Scientist’s Story Time
There are many rich contexts available in children’s literature; they are truly inspiring! By using a meaningful text with a stimulating story and relatable characters, it is possible for children to become fully immersed in a story, rather than stand on the outside looking in. As teachers, we do this in our English lessons day in day out, so why not in science?
There are many fabulous resources online that provide teachers with ideas and activities to creatively link science with books. Some books lend themselves perfectly to different science topics. For example, the KS1 Materials topic goes hand in hand with The Three Little Pigs, encouraging children to select the most appropriate material to build an effective house and explain their choices. But, how can these practical activities be turned in to exciting schemes of work that enable children to become real scientists, exploring and questioning the world around them?

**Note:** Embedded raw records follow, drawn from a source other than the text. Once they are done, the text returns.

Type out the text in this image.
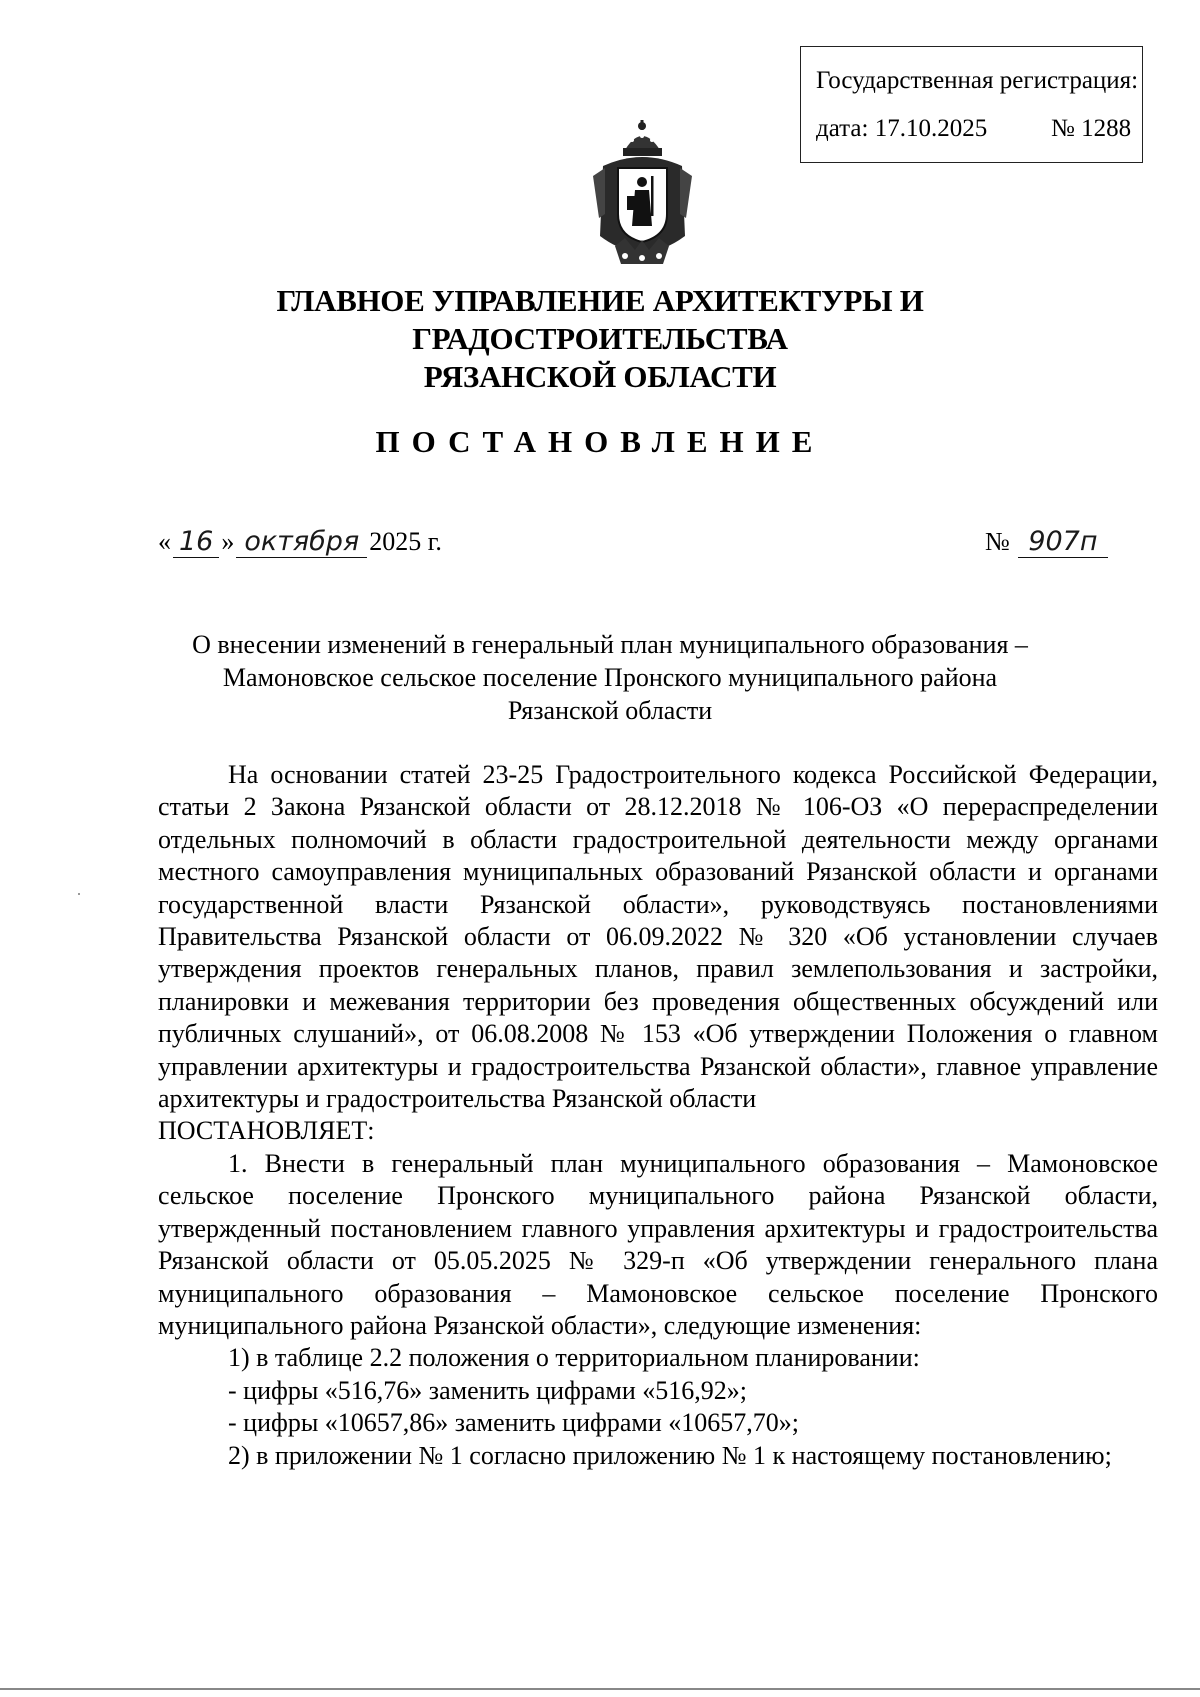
Государственная регистрация:
дата: 17.10.2025	№ 1288
ГЛАВНОЕ УПРАВЛЕНИЕ АРХИТЕКТУРЫ И ГРАДОСТРОИТЕЛЬСТВА
РЯЗАНСКОЙ ОБЛАСТИ
ПОСТАНОВЛЕНИЕ
« 16 » октября 2025 г.	№ 907п
О внесении изменений в генеральный план муниципального образования –
Мамоновское сельское поселение Пронского муниципального района
Рязанской области

На основании статей 23-25 Градостроительного кодекса Российской Федерации, статьи 2 Закона Рязанской области от 28.12.2018 № 106-ОЗ «О перераспределении отдельных полномочий в области градостроительной деятельности между органами местного самоуправления муниципальных образований Рязанской области и органами государственной власти Рязанской области», руководствуясь постановлениями Правительства Рязанской области от 06.09.2022 № 320 «Об установлении случаев утверждения проектов генеральных планов, правил землепользования и застройки, планировки и межевания территории без проведения общественных обсуждений или публичных слушаний», от 06.08.2008 № 153 «Об утверждении Положения о главном управлении архитектуры и градостроительства Рязанской области», главное управление архитектуры и градостроительства Рязанской области

ПОСТАНОВЛЯЕТ:

1. Внести в генеральный план муниципального образования – Мамоновское сельское поселение Пронского муниципального района Рязанской области, утвержденный постановлением главного управления архитектуры и градостроительства Рязанской области от 05.05.2025 № 329-п «Об утверждении генерального плана муниципального образования – Мамоновское сельское поселение Пронского муниципального района Рязанской области», следующие изменения:

1) в таблице 2.2 положения о территориальном планировании:

- цифры «516,76» заменить цифрами «516,92»;

- цифры «10657,86» заменить цифрами «10657,70»;

2) в приложении № 1 согласно приложению № 1 к настоящему постановлению;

By using the drama based teaching approaches that we all use to teach reading and writing, children can take control of their science learning. As an example, I have chosen a book close to the hearts of many teachers – The Iron Man by Ted Hughes. For those who are not familiar with the story, a giant metal robot appears out of nowhere and begins to eat farm machinery, angering the local community and causing farmers to rise up against him.

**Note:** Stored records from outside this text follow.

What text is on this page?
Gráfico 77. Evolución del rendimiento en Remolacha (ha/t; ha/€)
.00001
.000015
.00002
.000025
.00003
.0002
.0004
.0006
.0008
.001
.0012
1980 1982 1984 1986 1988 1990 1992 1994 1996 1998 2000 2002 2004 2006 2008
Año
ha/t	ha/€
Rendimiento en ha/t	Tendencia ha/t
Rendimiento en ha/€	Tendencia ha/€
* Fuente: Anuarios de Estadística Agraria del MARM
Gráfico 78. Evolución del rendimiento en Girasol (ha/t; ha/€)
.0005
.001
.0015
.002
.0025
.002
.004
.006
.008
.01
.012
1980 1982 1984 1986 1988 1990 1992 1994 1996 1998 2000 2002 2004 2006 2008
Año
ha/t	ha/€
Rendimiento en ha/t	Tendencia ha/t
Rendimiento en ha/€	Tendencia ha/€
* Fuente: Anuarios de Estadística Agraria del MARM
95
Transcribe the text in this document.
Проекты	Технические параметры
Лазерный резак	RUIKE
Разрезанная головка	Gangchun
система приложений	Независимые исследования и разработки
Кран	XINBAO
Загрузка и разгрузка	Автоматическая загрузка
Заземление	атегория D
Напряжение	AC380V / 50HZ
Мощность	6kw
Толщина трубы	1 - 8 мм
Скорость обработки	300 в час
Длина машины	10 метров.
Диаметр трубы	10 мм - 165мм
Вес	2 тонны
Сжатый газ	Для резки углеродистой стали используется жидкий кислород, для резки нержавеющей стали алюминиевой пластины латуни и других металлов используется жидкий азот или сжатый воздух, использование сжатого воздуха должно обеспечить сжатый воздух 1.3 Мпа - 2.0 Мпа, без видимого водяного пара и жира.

First identify the problem: there is a giant man, made from iron, eating all of the farmers equipment! Next give children the opportunity to become scientific (or STEM) professionals in order to help solve this problem. In this case, our children became electrical engineers and decided that the best way to help the farmers would be to build an alarm system, warning them that the iron man was close. This role gave children a purpose for learning. During science lessons, they were not school kids but grown-up professionals working together to help those poor farmers protect their livelihoods.

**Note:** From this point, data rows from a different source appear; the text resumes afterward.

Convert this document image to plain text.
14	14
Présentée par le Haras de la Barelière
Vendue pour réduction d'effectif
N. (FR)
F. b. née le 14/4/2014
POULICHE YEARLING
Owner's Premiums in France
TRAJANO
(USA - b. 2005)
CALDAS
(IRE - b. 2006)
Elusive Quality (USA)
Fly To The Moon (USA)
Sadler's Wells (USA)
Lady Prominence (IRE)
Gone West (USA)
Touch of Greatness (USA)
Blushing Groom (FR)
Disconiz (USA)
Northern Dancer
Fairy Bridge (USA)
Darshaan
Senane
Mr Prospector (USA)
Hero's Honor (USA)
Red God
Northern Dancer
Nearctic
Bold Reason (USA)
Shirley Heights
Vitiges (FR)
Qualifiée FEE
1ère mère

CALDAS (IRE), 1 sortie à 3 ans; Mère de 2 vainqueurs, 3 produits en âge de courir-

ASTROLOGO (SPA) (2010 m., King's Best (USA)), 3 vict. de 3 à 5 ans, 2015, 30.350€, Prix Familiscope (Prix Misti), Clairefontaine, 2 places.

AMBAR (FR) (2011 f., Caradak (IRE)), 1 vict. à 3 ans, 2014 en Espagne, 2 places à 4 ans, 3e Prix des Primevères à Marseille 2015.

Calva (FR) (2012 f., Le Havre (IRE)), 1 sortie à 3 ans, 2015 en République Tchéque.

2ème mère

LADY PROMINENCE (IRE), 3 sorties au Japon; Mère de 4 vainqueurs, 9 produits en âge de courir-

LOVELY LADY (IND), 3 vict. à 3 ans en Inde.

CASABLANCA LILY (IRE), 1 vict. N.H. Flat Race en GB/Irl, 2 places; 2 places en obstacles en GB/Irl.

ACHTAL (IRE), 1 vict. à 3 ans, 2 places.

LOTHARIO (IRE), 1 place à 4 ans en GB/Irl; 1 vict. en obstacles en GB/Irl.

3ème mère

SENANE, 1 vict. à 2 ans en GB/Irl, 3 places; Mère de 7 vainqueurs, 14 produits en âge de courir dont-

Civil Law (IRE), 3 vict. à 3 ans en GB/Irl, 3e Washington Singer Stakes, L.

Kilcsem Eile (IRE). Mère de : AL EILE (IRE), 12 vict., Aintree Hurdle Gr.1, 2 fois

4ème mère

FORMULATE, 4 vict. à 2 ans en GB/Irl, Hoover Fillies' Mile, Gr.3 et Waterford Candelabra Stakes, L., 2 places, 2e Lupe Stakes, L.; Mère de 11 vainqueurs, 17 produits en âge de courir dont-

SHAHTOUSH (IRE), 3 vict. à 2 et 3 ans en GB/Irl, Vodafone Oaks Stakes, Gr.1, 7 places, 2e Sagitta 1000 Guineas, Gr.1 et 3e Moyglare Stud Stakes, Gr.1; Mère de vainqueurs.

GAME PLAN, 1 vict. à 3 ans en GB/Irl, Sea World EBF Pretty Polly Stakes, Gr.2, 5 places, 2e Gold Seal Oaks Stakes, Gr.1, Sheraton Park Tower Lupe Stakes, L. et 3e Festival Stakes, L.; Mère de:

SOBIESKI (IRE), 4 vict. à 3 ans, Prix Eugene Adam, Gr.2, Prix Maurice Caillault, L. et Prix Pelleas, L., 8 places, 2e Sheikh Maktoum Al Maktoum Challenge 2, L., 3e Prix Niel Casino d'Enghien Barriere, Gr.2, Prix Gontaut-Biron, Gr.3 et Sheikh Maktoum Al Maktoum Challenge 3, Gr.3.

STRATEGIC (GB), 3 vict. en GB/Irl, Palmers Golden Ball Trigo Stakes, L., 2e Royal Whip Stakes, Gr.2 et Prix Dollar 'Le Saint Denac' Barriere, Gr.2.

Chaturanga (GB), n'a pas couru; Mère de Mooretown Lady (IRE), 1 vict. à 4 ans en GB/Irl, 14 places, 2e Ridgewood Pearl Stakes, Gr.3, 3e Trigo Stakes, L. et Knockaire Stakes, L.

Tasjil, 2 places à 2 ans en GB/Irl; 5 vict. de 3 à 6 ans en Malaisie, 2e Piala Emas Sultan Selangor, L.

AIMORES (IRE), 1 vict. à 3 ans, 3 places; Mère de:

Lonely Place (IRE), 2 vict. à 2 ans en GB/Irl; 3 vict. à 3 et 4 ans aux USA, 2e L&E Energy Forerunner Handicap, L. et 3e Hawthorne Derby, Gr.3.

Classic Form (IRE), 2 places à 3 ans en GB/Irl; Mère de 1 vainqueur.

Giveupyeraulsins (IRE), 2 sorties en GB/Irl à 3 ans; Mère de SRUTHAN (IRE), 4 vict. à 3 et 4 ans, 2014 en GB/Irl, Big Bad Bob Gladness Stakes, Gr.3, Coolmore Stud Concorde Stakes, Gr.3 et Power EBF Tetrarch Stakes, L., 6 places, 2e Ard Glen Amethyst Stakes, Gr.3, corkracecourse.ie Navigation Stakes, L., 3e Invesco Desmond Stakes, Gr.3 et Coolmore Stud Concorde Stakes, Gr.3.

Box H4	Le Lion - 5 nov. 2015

After taking on their new roles, the children understood that they needed to learn about electricity to solve the problem. To build an alarm they must be able to construct circuits, comprehend how they work and recognise that the opening and closing of a switch can light a bulb or activate a buzzer. In short, the year 4 national curriculum guidance for teaching electricity. Not forgetting, of course, all of the Working Scientifically targets that can be covered too! Finally, the ‘electrical engineers’ put all of their new learning in to practice by applying it and solving the problem once and for all! They even received letters from the farmers thanking them for the fantastic job they did.
This approach can be applied in a variety of ways to get the most out of different books and different children. A book can be used as the focus of the learning topic and to teach across the whole curriculum or, alternatively, a different book could be used just for teaching science – every school, teacher and child is different.
Whilst using this technique, I have become a doctor trying to help ‘Flat Stanley’, a conservationist working in the rainforest to save ‘The Great Kapok Tree’ and an environmental researcher helping Matthew Henson and Robert Peary in their Race to the Frozen North. Most importantly, children have the opportunity to develop a new love of science, a broader awareness of STEM careers and aspirations to become the scientists of tomorrow.